Ewaisha Radwa, Anderson Karen S
Department of Microbiology and Immunology, Faculty of Pharmacy, Alexandria University, Alexandria, Egypt.
Department of Microbiology and Immunology, School of Pharmacy, Newgiza University, Newgiza, Egypt.
Front Bioeng Biotechnol. 2023 Feb 16;11:1138596. doi: 10.3389/fbioe.2023.1138596. eCollection 2023.

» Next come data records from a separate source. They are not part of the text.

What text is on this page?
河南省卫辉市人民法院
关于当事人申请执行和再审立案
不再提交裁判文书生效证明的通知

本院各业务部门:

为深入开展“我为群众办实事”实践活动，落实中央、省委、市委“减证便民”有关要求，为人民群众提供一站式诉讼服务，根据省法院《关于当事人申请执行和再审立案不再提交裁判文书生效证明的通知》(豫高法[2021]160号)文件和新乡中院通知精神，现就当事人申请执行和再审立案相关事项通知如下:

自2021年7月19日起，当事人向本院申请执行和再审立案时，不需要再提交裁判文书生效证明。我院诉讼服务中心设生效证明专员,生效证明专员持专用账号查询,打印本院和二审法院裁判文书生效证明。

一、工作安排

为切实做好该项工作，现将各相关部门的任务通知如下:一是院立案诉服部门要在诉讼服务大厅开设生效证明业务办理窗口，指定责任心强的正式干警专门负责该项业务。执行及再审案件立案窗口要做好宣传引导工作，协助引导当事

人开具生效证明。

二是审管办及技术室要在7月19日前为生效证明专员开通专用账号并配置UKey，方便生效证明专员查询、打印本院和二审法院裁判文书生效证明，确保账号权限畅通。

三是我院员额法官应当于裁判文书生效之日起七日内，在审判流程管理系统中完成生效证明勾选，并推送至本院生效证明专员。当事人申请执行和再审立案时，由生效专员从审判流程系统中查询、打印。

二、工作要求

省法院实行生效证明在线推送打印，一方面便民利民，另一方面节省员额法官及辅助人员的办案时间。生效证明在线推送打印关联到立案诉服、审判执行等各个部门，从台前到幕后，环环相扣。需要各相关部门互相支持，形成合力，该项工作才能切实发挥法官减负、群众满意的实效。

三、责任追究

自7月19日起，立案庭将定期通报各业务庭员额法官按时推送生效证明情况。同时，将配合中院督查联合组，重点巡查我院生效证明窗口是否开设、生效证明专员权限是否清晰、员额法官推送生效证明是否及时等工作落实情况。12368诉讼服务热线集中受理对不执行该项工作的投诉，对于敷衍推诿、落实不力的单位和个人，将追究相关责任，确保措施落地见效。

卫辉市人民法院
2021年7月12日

CRISPR offers new hope for many patients and promises to transform the way we think of future therapies. Ensuring safety of CRISPR therapeutics is a top priority for clinical translation and specific recommendations have been recently released by the FDA. Rapid progress in the preclinical and clinical development of CRISPR therapeutics leverages years of experience with gene therapy successes and failures. Adverse events due to immunogenicity have been a major setback that has impacted the field of gene therapy. As several CRISPR clinical trials make progress, the challenge of immunogenicity remains a significant roadblock to the clinical availability and utility of CRISPR therapeutics. In this review, we examine what is currently known about the immunogenicity of CRISPR therapeutics and discuss several considerations to mitigate immunogenicity for the design of safe and clinically translatable CRISPR therapeutics.
CRISPR为许多患者带来了新希望,并有望改变我们对未来疗法的看法。确保CRISPR疗法的安全性是临床转化的首要任务,美国食品药品监督管理局(FDA)最近已发布了具体建议。CRISPR疗法在临床前和临床开发方面的快速进展,得益于多年来基因治疗成败的经验。免疫原性导致的不良事件一直是影响基因治疗领域的重大挫折。随着多项CRISPR临床试验取得进展,免疫原性挑战仍然是CRISPR疗法临床应用和效用的重大障碍。在本综述中,我们研究了目前对CRISPR疗法免疫原性的了解,并讨论了在设计安全且可临床转化的CRISPR疗法时减轻免疫原性的几点考虑因素。